Dr. Anne Zink, Alaska’s chief medical officer, said that in her state, Johnson & Johnson’s shot had become a victim of its own timing. By late February, when it was authorized by the Food and Drug Administration, Alaska had figured out how to get two-dose vaccines to remote areas, leaving the one-shot regimen less crucial than she had initially imagined.
Dr. Clay Marsh, West Virginia’s Covid-19 czar, said that the pause and Johnson & Johnson’s later authorization — more than two months after Pfizer’s and Moderna’s — deprived it of a “halo effect.” By the time West Virginia had an ample supply of all three vaccines, he said, “people started to get this concept that maybe there’s something better about being immunized with Pfizer and Moderna.”

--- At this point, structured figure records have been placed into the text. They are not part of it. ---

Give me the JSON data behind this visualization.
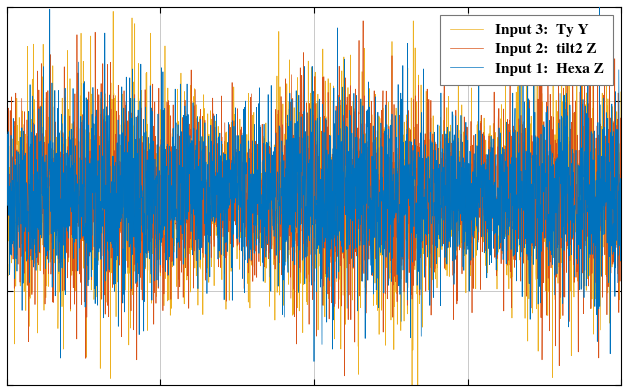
{
  "n_points": 3000,
  "seed": 42,
  "line1_color": "#0072BD",
  "line2_color": "#D95319",
  "line3_color": "#EDB120",
  "line1_label": "Input 1:  Hexa Z",
  "line2_label": "Input 2:  tilt2 Z",
  "line3_label": "Input 3:  Ty Y",
  "line_width": 0.5,
  "background_color": "#FFFFFF",
  "grid_color": "#B0B0B0",
  "legend_fontsize": 11,
  "tick_fontsize": 9,
  "sig1_scale": 0.28,
  "sig2_scale": 0.3,
  "sig3_scale": 0.32,
  "ylim": [
    -1.2,
    1.2
  ],
  "xlim": [
    0,
    3000
  ],
  "n_xticks": 4,
  "n_yticks": 3
}
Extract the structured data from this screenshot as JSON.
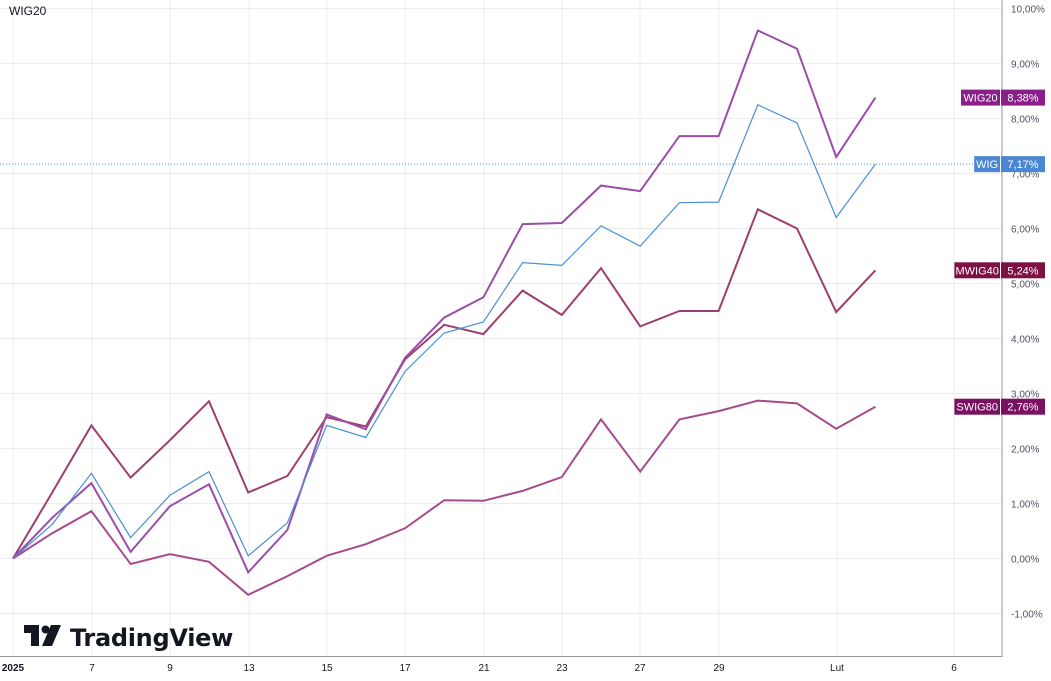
{
  "symbol_title": "WIG20",
  "watermark": {
    "brand": "TradingView",
    "icon": "tradingview-logo"
  },
  "colors": {
    "WIG20": "#9B4DA8",
    "WIG": "#4B8FD6",
    "MWIG40": "#9E3E6E",
    "SWIG80": "#A64C8C",
    "WIG_label": "#4A86D1",
    "WIG20_label": "#8A1F8A",
    "MWIG40_label": "#7D1143",
    "SWIG80_label": "#7A1060"
  },
  "chart_data": {
    "type": "line",
    "title": "WIG20",
    "y_unit": "%",
    "ylim": [
      -1.5,
      10.15
    ],
    "y_ticks": [
      "10,00%",
      "9,00%",
      "8,00%",
      "7,00%",
      "6,00%",
      "5,00%",
      "4,00%",
      "3,00%",
      "2,00%",
      "1,00%",
      "0,00%",
      "-1,00%"
    ],
    "x_tick_labels": [
      "2025",
      "7",
      "9",
      "13",
      "15",
      "17",
      "21",
      "23",
      "27",
      "29",
      "Lut",
      "6"
    ],
    "x": [
      "2025-01-02",
      "2025-01-03",
      "2025-01-07",
      "2025-01-08",
      "2025-01-09",
      "2025-01-10",
      "2025-01-13",
      "2025-01-14",
      "2025-01-15",
      "2025-01-16",
      "2025-01-17",
      "2025-01-20",
      "2025-01-21",
      "2025-01-22",
      "2025-01-23",
      "2025-01-24",
      "2025-01-27",
      "2025-01-28",
      "2025-01-29",
      "2025-01-30",
      "2025-01-31",
      "2025-02-03",
      "2025-02-04"
    ],
    "series": [
      {
        "name": "WIG20",
        "last_label": "8,38%",
        "values": [
          0.0,
          0.74,
          1.37,
          0.12,
          0.95,
          1.35,
          -0.25,
          0.52,
          2.62,
          2.35,
          3.65,
          4.38,
          4.75,
          6.08,
          6.1,
          6.78,
          6.68,
          7.68,
          7.68,
          9.6,
          9.27,
          7.3,
          8.38
        ]
      },
      {
        "name": "WIG",
        "last_label": "7,17%",
        "values": [
          0.0,
          0.62,
          1.55,
          0.38,
          1.15,
          1.58,
          0.05,
          0.65,
          2.42,
          2.2,
          3.4,
          4.1,
          4.3,
          5.38,
          5.33,
          6.05,
          5.68,
          6.47,
          6.48,
          8.25,
          7.92,
          6.2,
          7.17
        ]
      },
      {
        "name": "MWIG40",
        "last_label": "5,24%",
        "values": [
          0.0,
          1.2,
          2.42,
          1.47,
          2.15,
          2.86,
          1.2,
          1.5,
          2.57,
          2.4,
          3.62,
          4.25,
          4.08,
          4.87,
          4.43,
          5.28,
          4.22,
          4.5,
          4.5,
          6.35,
          6.0,
          4.48,
          5.24
        ]
      },
      {
        "name": "SWIG80",
        "last_label": "2,76%",
        "values": [
          0.0,
          0.46,
          0.86,
          -0.1,
          0.08,
          -0.06,
          -0.66,
          -0.32,
          0.05,
          0.26,
          0.55,
          1.06,
          1.05,
          1.23,
          1.48,
          2.53,
          1.58,
          2.53,
          2.68,
          2.87,
          2.82,
          2.36,
          2.76
        ]
      }
    ],
    "grid": true,
    "reference_line": {
      "series": "WIG",
      "value": 7.17
    }
  }
}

The Johnson & Johnson shot had also suffered from a “social network effect,” said Andrew C. Anderson, a professor of public health at Tulane University who researches vaccine hesitancy. Most Americans who were inoculated in the early months of the vaccine campaign received Moderna and Pfizer shots, and so their friends and family were less likely to deviate and accept a different brand.
In Louisiana, hospitals in the New Orleans area have started offering the Johnson & Johnson shot to people on their way out of the emergency room; the thinking is that people will be more likely to accept the vaccine when a doctor who has treated them asks them to take it. And in Arkansas, where only a third of the population is fully vaccinated, state officials are offering Johnson & Johnson doses to agriculture, manufacturing, wastewater and poultry workers, with gift certificates for hunting and fishing licenses as a reward.